Hwicca reached for him with unsteady hands and brushed them across his mouth. “You kissed me,” she cried. “Now see what you kissed off.” He looked upon a greasy redness. “My owner likes me painted. I have tried to please him.”

Eodan sat in numbness.

Hwicca fought herself to quiet. Finally she said, stammering and choking, “He brought me here. He left me alone… for many days… until I had used up all my tears. At last he came. He spoke kindly. He offered his protection if ― if ― I should have asked him for a spear in my heart. I did not, Eodan. I gave him back his kindness.”

He had thought many ugly fates for her. This he had not awaited.

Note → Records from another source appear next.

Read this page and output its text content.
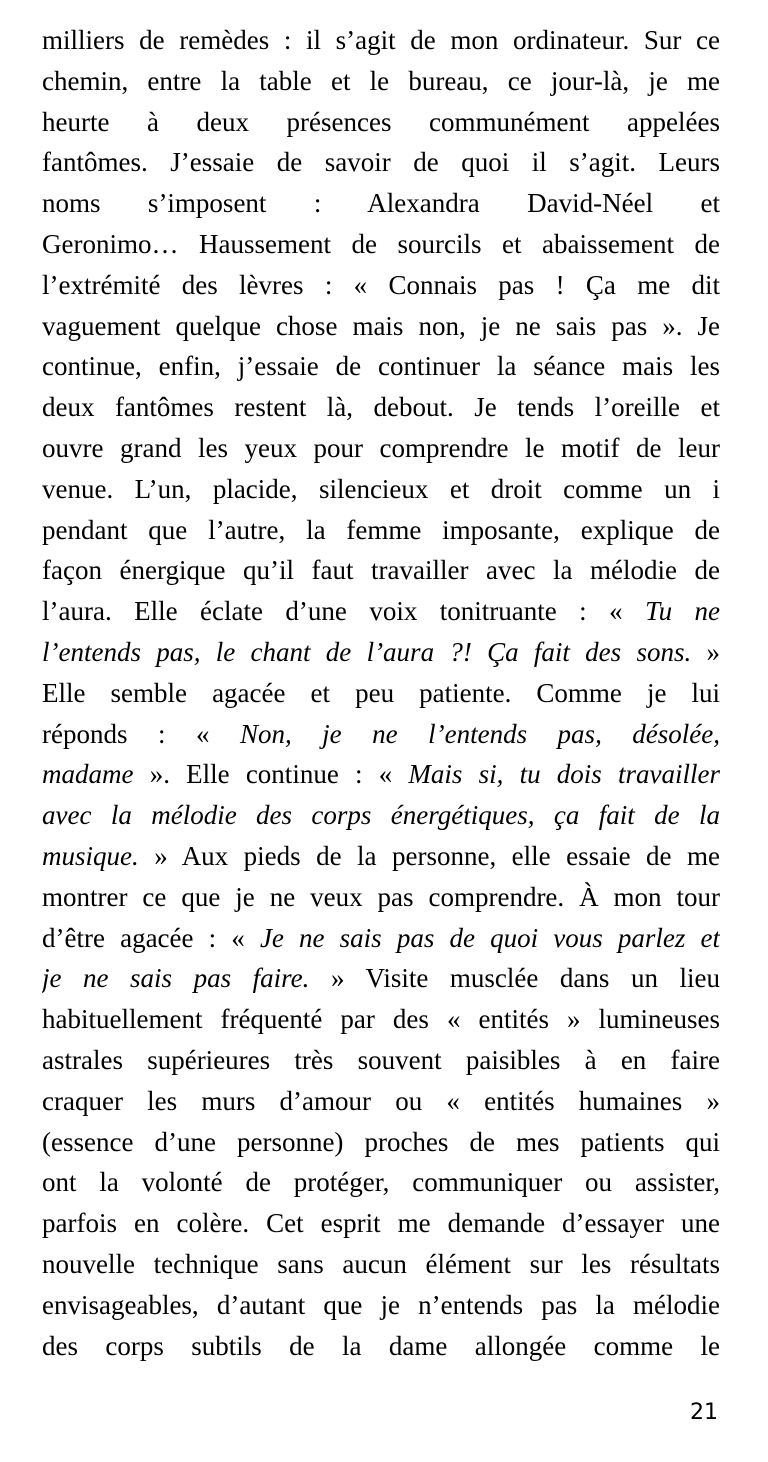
milliers de remèdes : il s’agit de mon ordinateur. Sur ce
chemin, entre la table et le bureau, ce jour-là, je me
heurte à deux présences communément appelées
fantômes. J’essaie de savoir de quoi il s’agit. Leurs
noms s’imposent : Alexandra David-Néel et
Geronimo… Haussement de sourcils et abaissement de
l’extrémité des lèvres : « Connais pas ! Ça me dit
vaguement quelque chose mais non, je ne sais pas ». Je
continue, enfin, j’essaie de continuer la séance mais les
deux fantômes restent là, debout. Je tends l’oreille et
ouvre grand les yeux pour comprendre le motif de leur
venue. L’un, placide, silencieux et droit comme un i
pendant que l’autre, la femme imposante, explique de
façon énergique qu’il faut travailler avec la mélodie de
l’aura. Elle éclate d’une voix tonitruante : « Tu ne
l’entends pas, le chant de l’aura ?! Ça fait des sons. »
Elle semble agacée et peu patiente. Comme je lui
réponds : « Non, je ne l’entends pas, désolée,
madame ». Elle continue : « Mais si, tu dois travailler
avec la mélodie des corps énergétiques, ça fait de la
musique. » Aux pieds de la personne, elle essaie de me
montrer ce que je ne veux pas comprendre. À mon tour
d’être agacée : « Je ne sais pas de quoi vous parlez et
je ne sais pas faire. » Visite musclée dans un lieu
habituellement fréquenté par des « entités » lumineuses
astrales supérieures très souvent paisibles à en faire
craquer les murs d’amour ou « entités humaines »
(essence d’une personne) proches de mes patients qui
ont la volonté de protéger, communiquer ou assister,
parfois en colère. Cet esprit me demande d’essayer une
nouvelle technique sans aucun élément sur les résultats
envisageables, d’autant que je n’entends pas la mélodie
des corps subtils de la dame allongée comme le

21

“Go,” she said. “Go while it is still dark. I have money, I will give you what I have. Leave this place of men’s deaths, go north and raise me a memory-stone if you will ― Eodan, I am dead, leave the dead alone!”

She turned away, looking into night. He got up, slowly, and went to where Phryne was standing.

“Well?” said the Grecian girl. “What is the trouble?” Her tone was unexpectedly stinging, almost contemptuous; it jerked him like a whip.

He bridled with an anger at her that drained off some of the hurt Hwicca had given. “She yielded herself to Flavius.”

“Did you expect otherwise?” asked Phryne, winter-cold. “It is one thing to fall on your own sword in battle’s heat ― another to be a captive alone, and get the first soft word spoken in weeks! Romans have long known how to harness a soul.”